Cyberatak, który może zabić
Podczas konferencji Black Hat przeprowadzono pokaz cyberataku, który może... zabić człowieka. Jay Radcliffe, specjalista ds. bezpieczeństwa, który od kilkunastu lat cierpi na cukrzycę typu 1 i korzysta z pompy insulinowej, zademonstrował, w jaki sposób można zaatakować urządzenie.
Atak można przeprowadzić z odległości 45 metrów, a napastnik potrzebuje jedynie odpowiedniego sprzętu, oprogramowania oraz znajomości numeru seryjnego pompy. Taki zestaw pozwala na połączenie się z pompą i wydawanie jej poleceń. Można ją wyłączyć lub, co gorsza, zmienić podawane przez nią dawki insuliny. To z kolei może doprowadzić do śmierci właściciela pompy.
To jak mieć dostęp do urządzenia, a to oznacza posiadanie dostępu do chemii organizmu - mówi Radcliffe. Nie chciał on zdradzić, jakiego producenta pomp dotyczy problem. Z jednej strony mogłoby to wywołać panikę posiadaczy takich urządzeń, a z drugiej - zachęcić cyberprzestępców do szukania w nim luk.
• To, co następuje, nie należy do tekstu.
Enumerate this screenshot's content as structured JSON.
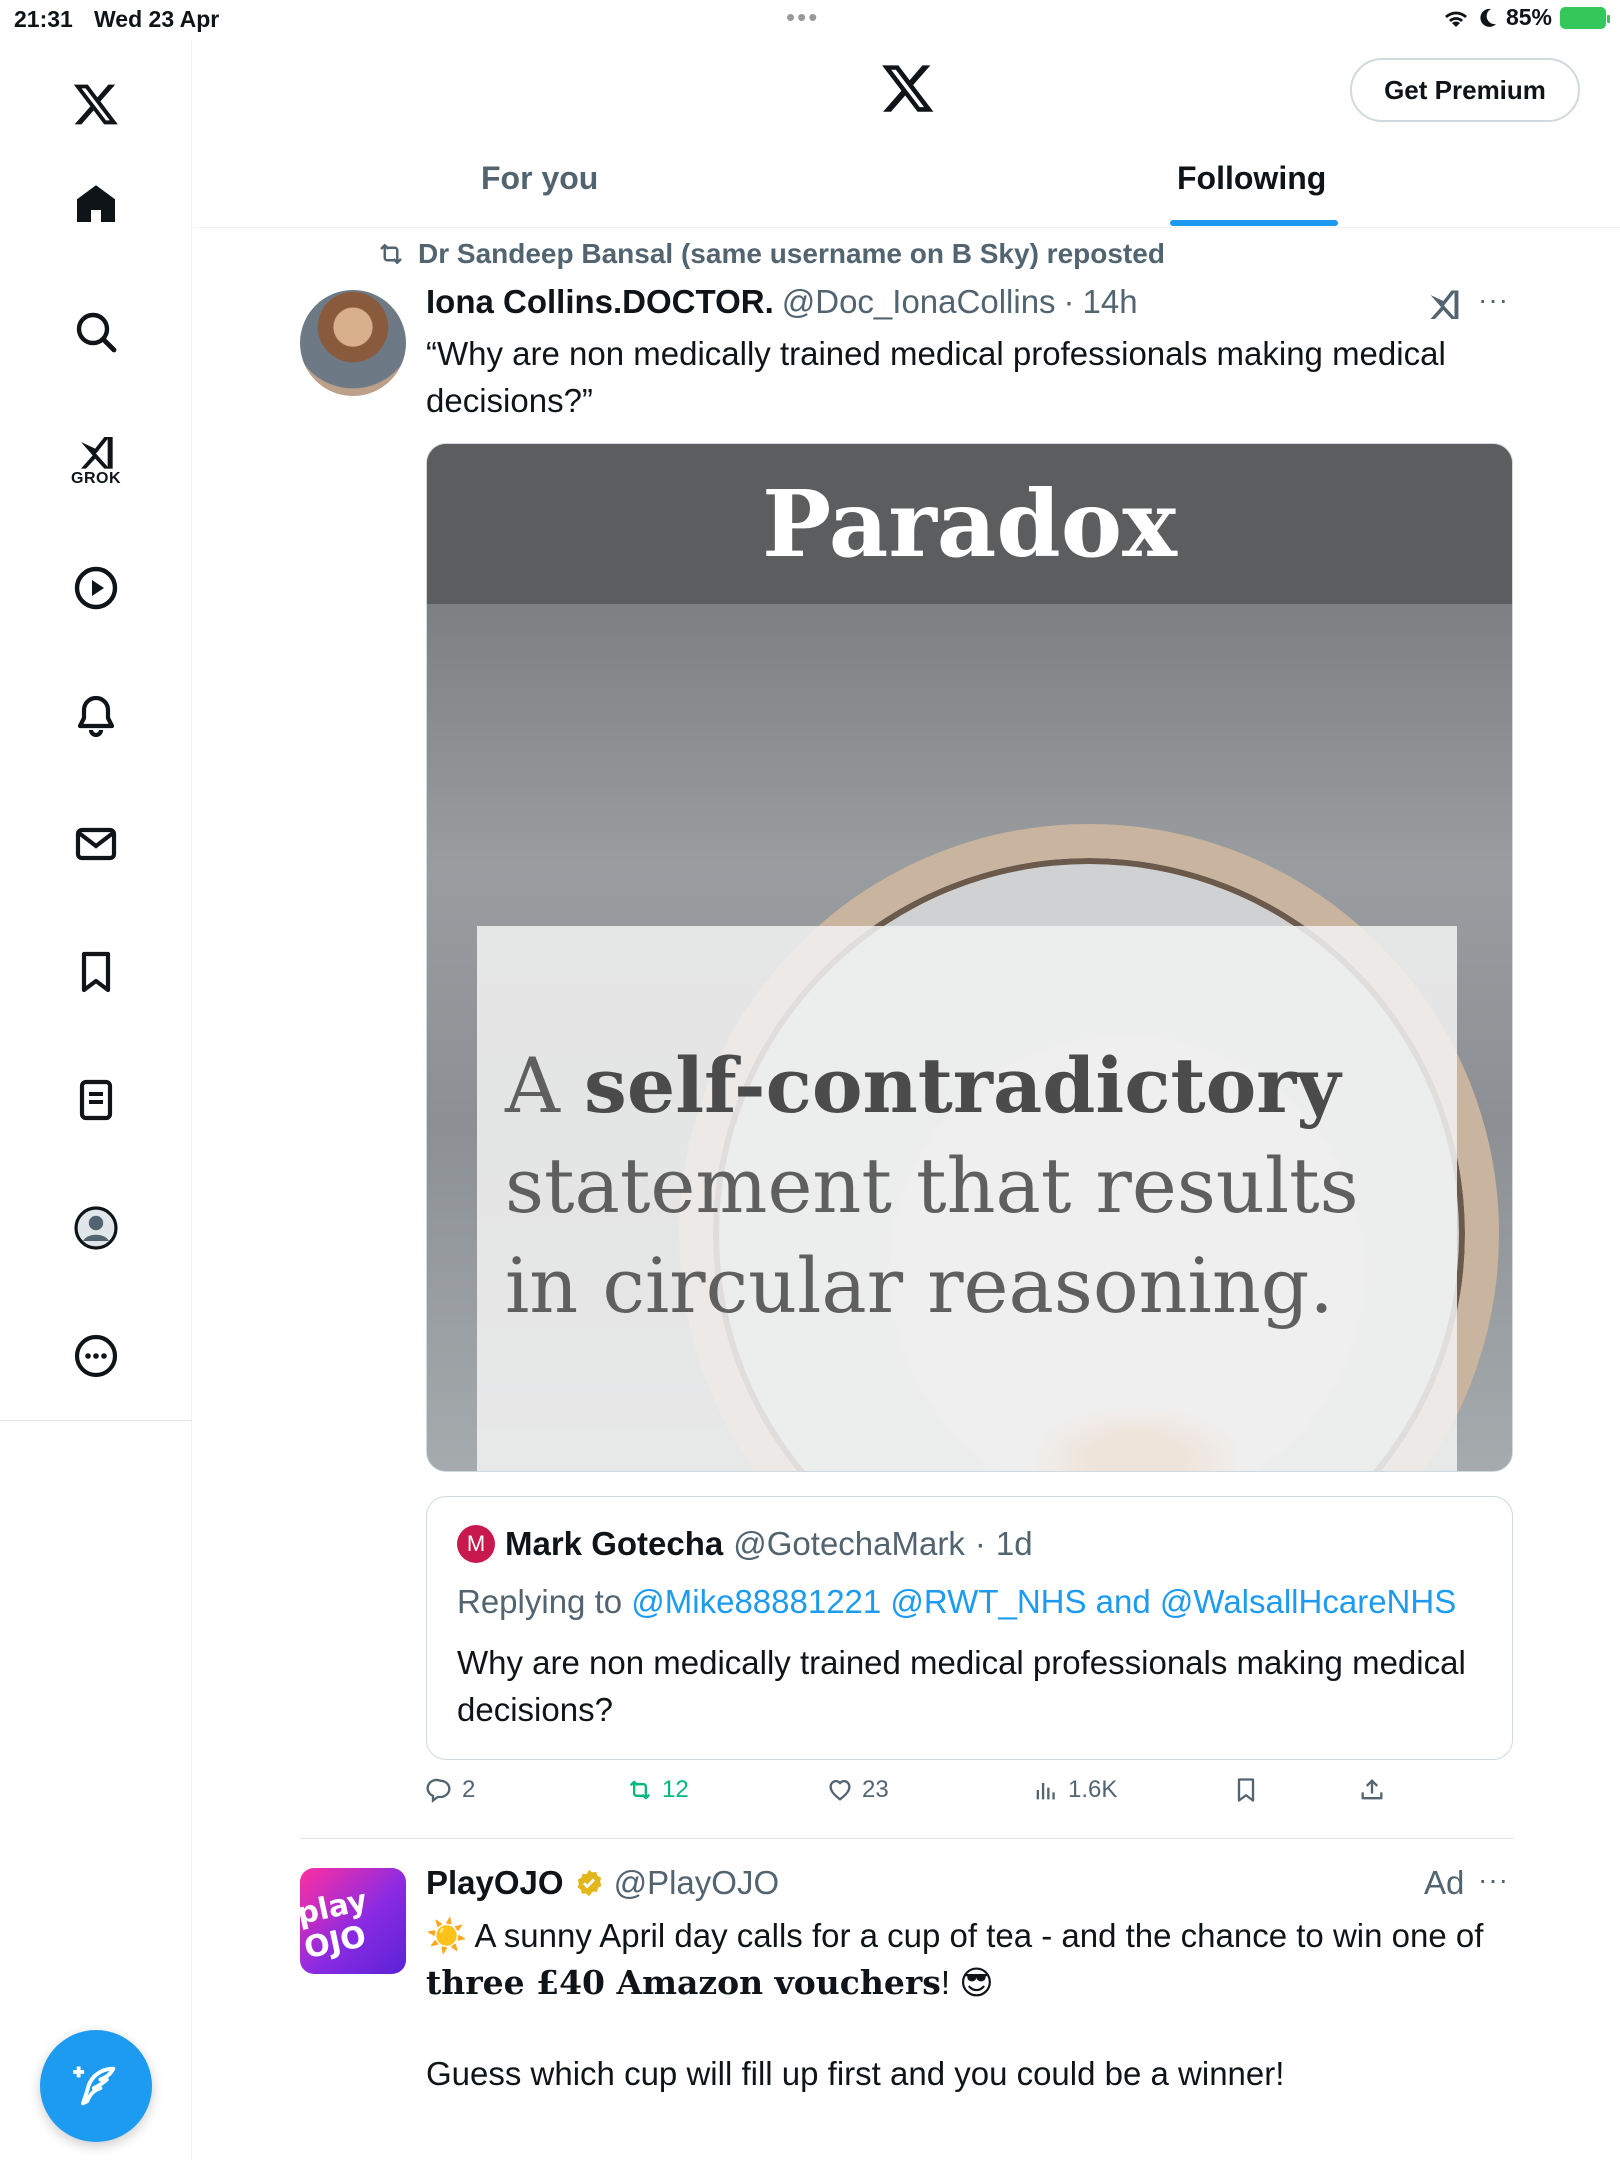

Radcliffe nie badał innych modeli pomp i innych producentów. Nie wiadomo zatem, ile tego typu urządzeń można zaatakować. Jego zdaniem należy wprowadzić mechanizmy bezpieczeństwa, polegające np. na tym, że wszelkie zmiany w działaniu pompy muszą zostać zatwierdzone przez jej użytkownika.
Komentarze (5)
Gość simian raticus, 5 sierpnia 2011, 20:47
Atakerów jest najwięcej! Potem defensorów, a neutralnych jest najmniej! [cenzura - wilk]
Mariusz Błoński, 8 sierpnia 2011, 13:27
Proszę o umieszczanie komentarzy odnoszących się treści informacji. Oraz o kulturalne wypowiadanie się na forum.
waldi888231200, 8 sierpnia 2011, 14:19
Jak zaatakować pompę insulinową z komputera z 45m jeśli ta nie posiada wifi albo pilota radiowego?? Chyba tylko rzucając tym laptopem w stronę tej pompy.
wilk, 8 sierpnia 2011, 17:03
http://www.cozmo.pl/dlaczego.2.htm (pierwszy z brzegu link z Google na hasło „pompa insulinowa komunikacja”)
http://kopalniawiedzy.pl/rozrusznik-serca-pompa-defibrylator-bezpieczenstwo-atak-Dina-Katabi-13289.html
waldi888231200, 8 sierpnia 2011, 18:09
Mój pilot od telewizora załącza linijkę kolorowych ledów - podszywa się pod oryginalny pilot (idziesz na disco zabierz pilota a zostaniesz cyber-przestępcą) ale z tymi wifi rozrusznikami serca to już jaj nie ma. Zawsze pozostaje pytanie po co.